Production of battery cells as lever for reducing CO2
As e-mobility gains more and more traction, the focus of CO2 reduction shifts to upstream added value – and, especially, the energy-intensive production of high-voltage batteries, because up to 40% of a fully-electric vehicle’s emissions come from battery cell production alone. This is a major and very effective lever for reducing CO2 – so that is precisely where the BMW Group is focusing its efforts. As a leader in sustainability, the company has therefore reached a contractual agreement with CATL, Samsung SDI and Northvolt that they will only use green power to produce fifth-generation battery cells for the BMW Group. “As volumes increase, the use of green power will save around ten million tonnes of CO2 over the next decade. For comparison, that is roughly the amount of CO2 a city of over a million inhabitants, like Munich, emits per year,” according to Zipse.
Northvolt potential recognized early
The BMW Group recognized Northvolt's potential and expertise early: In mid-2018, the BMW Group entered a cooperation to develop battery cells with the company formed in 2016. This was underpinned by the BMW Group's financial participation in the firm. Both sides benefit from the partnership: The BMW Group contributes the battery expertise it has acquired over more than 15 years, while Northvolt has enabled itself for mass production with its gigafactory in northern Sweden.
In-house expertise throughout entire battery cell value chain
The BMW Group operates its Battery Cell Competence Centre in Munich. The aim of the competence centre is to advance battery cell technology and introduce it into production processes. The production of battery cell prototypes makes it possible to analyse and fully understand cell value creation processes. The BMW Group produces batteries in-house at its plants in Dingolfing (Germany), Spartanburg (USA) and at the BBA plant in Shenyang (China). The BMW Group has also localised battery production in Thailand, where it is working with the Dräxlmaier Group.

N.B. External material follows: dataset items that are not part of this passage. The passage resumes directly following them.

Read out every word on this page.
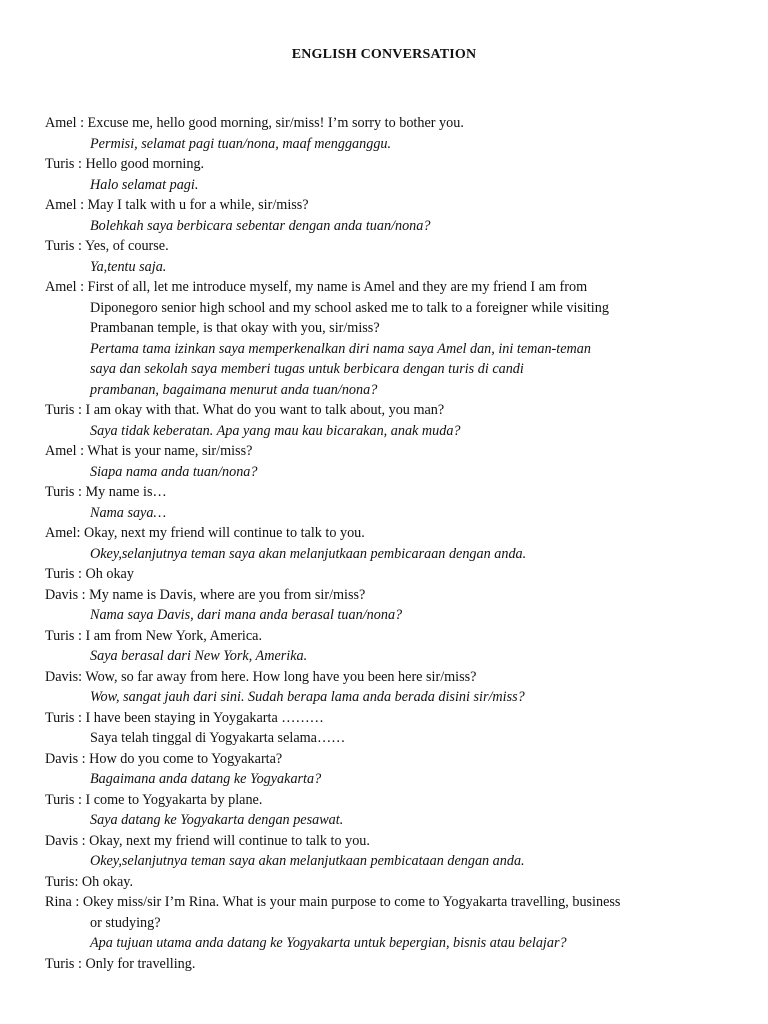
ENGLISH CONVERSATION
Amel : Excuse me, hello good morning, sir/miss! I’m sorry to bother you.
Permisi, selamat pagi tuan/nona, maaf mengganggu.
Turis : Hello good morning.
Halo selamat pagi.
Amel : May I talk with u for a while, sir/miss?
Bolehkah saya berbicara sebentar dengan anda tuan/nona?
Turis : Yes, of course.
Ya,tentu saja.
Amel : First of all, let me introduce myself, my name is Amel and they are my friend I am from
Diponegoro senior high school and my school asked me to talk to a foreigner while visiting
Prambanan temple, is that okay with you, sir/miss?
Pertama tama izinkan saya memperkenalkan diri nama saya Amel dan, ini teman-teman
saya dan sekolah saya memberi tugas untuk berbicara dengan turis di candi
prambanan, bagaimana menurut anda tuan/nona?
Turis : I am okay with that. What do you want to talk about, you man?
Saya tidak keberatan. Apa yang mau kau bicarakan, anak muda?
Amel : What is your name, sir/miss?
Siapa nama anda tuan/nona?
Turis : My name is…
Nama saya…
Amel: Okay, next my friend will continue to talk to you.
Okey,selanjutnya teman saya akan melanjutkaan pembicaraan dengan anda.
Turis : Oh okay
Davis : My name is Davis, where are you from sir/miss?
Nama saya Davis, dari mana anda berasal tuan/nona?
Turis : I am from New York, America.
Saya berasal dari New York, Amerika.
Davis: Wow, so far away from here. How long have you been here sir/miss?
Wow, sangat jauh dari sini. Sudah berapa lama anda berada disini sir/miss?
Turis : I have been staying in Yoygakarta ………
Saya telah tinggal di Yogyakarta selama……
Davis : How do you come to Yogyakarta?
Bagaimana anda datang ke Yogyakarta?
Turis : I come to Yogyakarta by plane.
Saya datang ke Yogyakarta dengan pesawat.
Davis : Okay, next my friend will continue to talk to you.
Okey,selanjutnya teman saya akan melanjutkaan pembicataan dengan anda.
Turis: Oh okay.
Rina : Okey miss/sir I’m Rina. What is your main purpose to come to Yogyakarta travelling, business
or studying?
Apa tujuan utama anda datang ke Yogyakarta untuk bepergian, bisnis atau belajar?
Turis : Only for travelling.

25 electrified models by 2023
The BMW Group will have 25 electrified models in its line-up by 2023. The basis for this is provided by flexible vehicle architectures for fully-electric vehicles, plug-in hybrids and models with combustion engines that allow the company to respond quickly to changing conditions. More than half of the 25 models will be fully electric. The BMW Group will double its sales of electrified vehicles between 2019 and 2021, and the company expects to see a steep growth curve up to 2025: Global sales of our electrified vehicles should increase by an average of over 30% every year. In Europe, the company is also pursuing an ambitious growth logic: By 2021, electrified vehicles should make up a quarter of our new vehicle fleet, a third in 2025 and half of our sales in 2030.
As an e-mobility pioneer, the BMW Group is already a leading provider of electrified vehicles. By the end of 2019, the company already had more than half a million fully-electric and plug-in hybrid vehicles on the roads. By the end of 2021, the BMW Group will offer five fully-electric production vehicles. In addition to the BMW i3, production of the fully-electric MINI also got underway at Plant Oxford in 2019. This will be followed later in 2020 by the fully-electric BMW iX3, produced in Shenyang, China and, then, in 2021, by the BMW iNEXT, built in Dingolfing, and the BMW i4 from Plant Munich.